Hey everybody,
Summer is here, and the rains are in full force. Recently, it really feels like my close of service has been fast approaching. Seven months isn’t a long time at all. Some days this can seem exciting, other times scary. I’m in no hurry to leave, but some days I do get tired of being a woman in a Muslim country, and I do get tired of being a white person in an African country. Some anonymity and privacy will be a welcome break. I also look forward to having more control over what I eat and when (Mexican food and cheesecake are high on the list).
But I also get sad about the thought of leaving. As much as I ache for privacy, nothing beats the feeling of coming home from time away and my family and neighbors all welcoming me back. My host family are wonderful people.

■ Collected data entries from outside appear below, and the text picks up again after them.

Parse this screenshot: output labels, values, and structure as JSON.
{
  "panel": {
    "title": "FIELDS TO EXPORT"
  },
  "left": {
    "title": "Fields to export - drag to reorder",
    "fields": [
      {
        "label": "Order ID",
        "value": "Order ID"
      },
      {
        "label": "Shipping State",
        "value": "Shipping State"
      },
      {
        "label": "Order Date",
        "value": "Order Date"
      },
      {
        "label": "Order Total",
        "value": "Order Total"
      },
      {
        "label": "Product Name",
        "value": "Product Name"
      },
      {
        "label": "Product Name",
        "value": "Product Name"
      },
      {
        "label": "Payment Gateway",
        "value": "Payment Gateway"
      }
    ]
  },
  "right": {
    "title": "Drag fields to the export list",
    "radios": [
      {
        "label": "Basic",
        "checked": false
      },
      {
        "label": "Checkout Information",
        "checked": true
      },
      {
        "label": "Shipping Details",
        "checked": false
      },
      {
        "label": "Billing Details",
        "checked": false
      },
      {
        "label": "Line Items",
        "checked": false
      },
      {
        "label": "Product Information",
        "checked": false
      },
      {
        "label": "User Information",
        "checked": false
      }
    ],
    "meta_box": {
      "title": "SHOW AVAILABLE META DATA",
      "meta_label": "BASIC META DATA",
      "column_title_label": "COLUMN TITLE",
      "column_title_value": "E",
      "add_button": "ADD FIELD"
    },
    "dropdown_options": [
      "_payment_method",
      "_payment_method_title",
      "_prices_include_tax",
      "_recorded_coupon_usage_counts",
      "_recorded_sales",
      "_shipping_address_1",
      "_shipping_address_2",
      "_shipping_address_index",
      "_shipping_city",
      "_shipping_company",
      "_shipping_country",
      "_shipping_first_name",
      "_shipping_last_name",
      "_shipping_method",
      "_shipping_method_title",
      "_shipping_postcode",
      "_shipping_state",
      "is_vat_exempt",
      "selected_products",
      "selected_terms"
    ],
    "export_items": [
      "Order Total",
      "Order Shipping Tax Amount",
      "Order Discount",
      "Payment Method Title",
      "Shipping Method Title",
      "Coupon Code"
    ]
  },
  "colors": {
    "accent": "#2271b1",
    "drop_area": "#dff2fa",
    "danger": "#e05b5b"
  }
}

My mother has helped me through every awkward social interaction where I blurted out the absolute wrong thing, and she did it all with grace and understanding. When work hasn’t gone so well, I’ve gotten a great amount of amusement and comfort from playing with and watching the kids in the compound. Their antics never disappoint. Its been a really neat experience to watch my youngest host brother grow. He learned to walk and talk since I’ve been here and its been neat to watch him turn into a real human being. Also, my host mother is pregnant. She should deliver before I leave, so that’s an exciting thing to anticipate, but sad that I won’t be here for more of it.
When I DO get back to the states, what am I supposed to do? Where am I going back to? I know I want to go into teaching, but is it better to just be certified and start working, or better to go for the Master’s now? Where? To teach which age group? Mainstream or special needs?
Eek. So that’s whats on my mind these days.